Leila Sterenberg — A Matemática tem alguns problemas clássicos, famosos, entre vocês matemáticos, alguns estão por ser resolvidos há dezenas, às vezes centenas de anos. Você tem algum problema fetiche, que você gostaria muito de resolver e no qual você fica pensando de vez em quando?
Artur Ávila — Olha, tem problemas que interessam a todos os matemáticos. No meu campo, por exemplo, um dos problemas é o problema da conectividade local do conjunto de Mandelbrot, que vai ser difícil de explicar. Basicamente, existe um conjunto fractal muito bonito, as pessoas podem buscar conjunto de Mandelbrot no Google, e depois vocês podem fazer ampliações desse conjunto e ver pedacinhos muito interessantes.

Tem um problema matemático que simplesmente diz a estrutura desse conjunto em escalas muito pequenas.
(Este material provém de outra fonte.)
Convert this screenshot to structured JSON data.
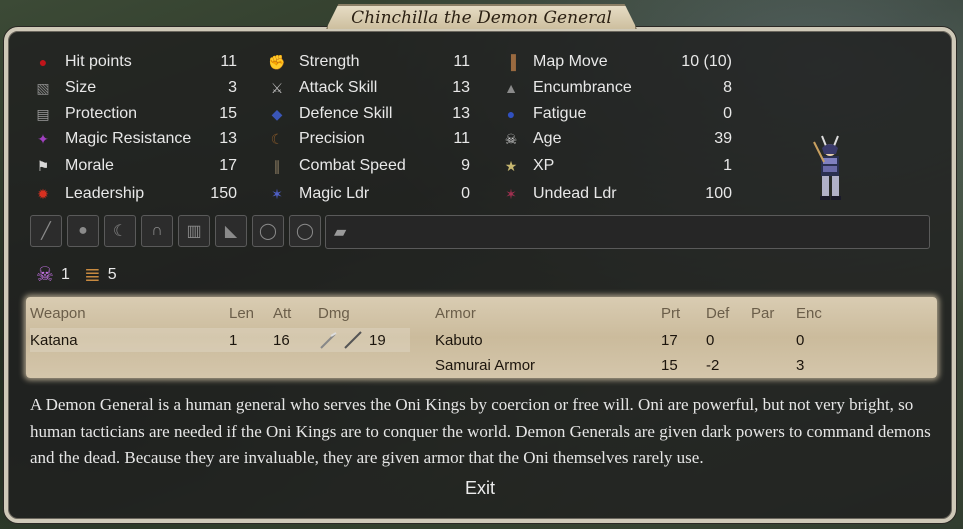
{
  "title": "Chinchilla the Demon General",
  "stats_col1": [
    {
      "label": "Hit points",
      "value": "11",
      "icon": "blood-drop-icon",
      "glyph": "●",
      "color": "#c0141a"
    },
    {
      "label": "Size",
      "value": "3",
      "icon": "size-icon",
      "glyph": "▧",
      "color": "#8a8a8a"
    },
    {
      "label": "Protection",
      "value": "15",
      "icon": "armor-icon",
      "glyph": "▤",
      "color": "#9a9a9a"
    },
    {
      "label": "Magic Resistance",
      "value": "13",
      "icon": "magic-resistance-icon",
      "glyph": "✦",
      "color": "#a040c0"
    },
    {
      "label": "Morale",
      "value": "17",
      "icon": "banner-icon",
      "glyph": "⚑",
      "color": "#d8d8d8"
    },
    {
      "label": "Leadership",
      "value": "150",
      "icon": "leadership-icon",
      "glyph": "✹",
      "color": "#d83020"
    }
  ],
  "stats_col2": [
    {
      "label": "Strength",
      "value": "11",
      "icon": "strength-arm-icon",
      "glyph": "✊",
      "color": "#d88a50"
    },
    {
      "label": "Attack Skill",
      "value": "13",
      "icon": "sword-icon",
      "glyph": "⚔",
      "color": "#b8b8b8"
    },
    {
      "label": "Defence Skill",
      "value": "13",
      "icon": "shield-icon",
      "glyph": "◆",
      "color": "#3a56b8"
    },
    {
      "label": "Precision",
      "value": "11",
      "icon": "bow-icon",
      "glyph": "☾",
      "color": "#8a5a2a"
    },
    {
      "label": "Combat Speed",
      "value": "9",
      "icon": "speed-icon",
      "glyph": "∥",
      "color": "#8a7a60"
    },
    {
      "label": "Magic Ldr",
      "value": "0",
      "icon": "magic-leader-icon",
      "glyph": "✶",
      "color": "#5060c8"
    }
  ],
  "stats_col3": [
    {
      "label": "Map Move",
      "value": "10 (10)",
      "icon": "boot-icon",
      "glyph": "▐",
      "color": "#9a6a40"
    },
    {
      "label": "Encumbrance",
      "value": "8",
      "icon": "weight-icon",
      "glyph": "▲",
      "color": "#8a8a8a"
    },
    {
      "label": "Fatigue",
      "value": "0",
      "icon": "fatigue-drop-icon",
      "glyph": "●",
      "color": "#3050c0"
    },
    {
      "label": "Age",
      "value": "39",
      "icon": "skull-icon",
      "glyph": "☠",
      "color": "#d0d0d0"
    },
    {
      "label": "XP",
      "value": "1",
      "icon": "xp-star-icon",
      "glyph": "★",
      "color": "#c8b870"
    },
    {
      "label": "Undead Ldr",
      "value": "100",
      "icon": "undead-leader-icon",
      "glyph": "✶",
      "color": "#a03050"
    }
  ],
  "slots": [
    {
      "icon": "weapon-slot-icon",
      "glyph": "╱"
    },
    {
      "icon": "shield-slot-icon",
      "glyph": "●"
    },
    {
      "icon": "bow-slot-icon",
      "glyph": "☾"
    },
    {
      "icon": "helmet-slot-icon",
      "glyph": "∩"
    },
    {
      "icon": "body-armor-slot-icon",
      "glyph": "▥"
    },
    {
      "icon": "boots-slot-icon",
      "glyph": "◣"
    },
    {
      "icon": "ring-slot-icon",
      "glyph": "◯"
    },
    {
      "icon": "ring-slot-icon",
      "glyph": "◯"
    },
    {
      "icon": "misc-slot-icon",
      "glyph": "▰"
    }
  ],
  "paths": [
    {
      "icon": "death-path-skull-icon",
      "glyph": "☠",
      "color": "#c070e0",
      "value": "1"
    },
    {
      "icon": "bless-path-icon",
      "glyph": "≣",
      "color": "#c88a40",
      "value": "5"
    }
  ],
  "weapons": {
    "headers": {
      "name": "Weapon",
      "len": "Len",
      "att": "Att",
      "dmg": "Dmg"
    },
    "rows": [
      {
        "name": "Katana",
        "len": "1",
        "att": "16",
        "dmg": "19"
      }
    ]
  },
  "armor": {
    "headers": {
      "name": "Armor",
      "prt": "Prt",
      "def": "Def",
      "par": "Par",
      "enc": "Enc"
    },
    "rows": [
      {
        "name": "Kabuto",
        "prt": "17",
        "def": "0",
        "par": "",
        "enc": "0"
      },
      {
        "name": "Samurai Armor",
        "prt": "15",
        "def": "-2",
        "par": "",
        "enc": "3"
      }
    ]
  },
  "description": "A Demon General is a human general who serves the Oni Kings by coercion or free will. Oni are powerful, but not very bright, so human tacticians are needed if the Oni Kings are to conquer the world. Demon Generals are given dark powers to command demons and the dead. Because they are invaluable, they are given armor that the Oni themselves rarely use.",
  "exit_label": "Exit",
  "unit_sprite": "samurai-sprite-icon"
}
Esse conjunto, quando se olha em escalas muito pequenas, ele não se quebra em pedacinhos. Então isso que é a conectividade local, e esse problema parece simplesmente ser uma questão sobre um pequeno desenho, como é que ele vai ser.

Parece muito esotérico, mas ele tem a ver com questões muito profundas da estrutura dos sistemas dinâmicos de um certo tipo, que se relaciona também com geometria e outras coisas, são várias áreas ligadas ao mesmo tempo. A Matemática tem disso, às vezes tem uma questão que pode ser formulada como uma curiosidade, mas na verdade essa questão em particular tem uma grande profundidade, e, se você conhecer suficientemente da teoria, você pode identificá-la.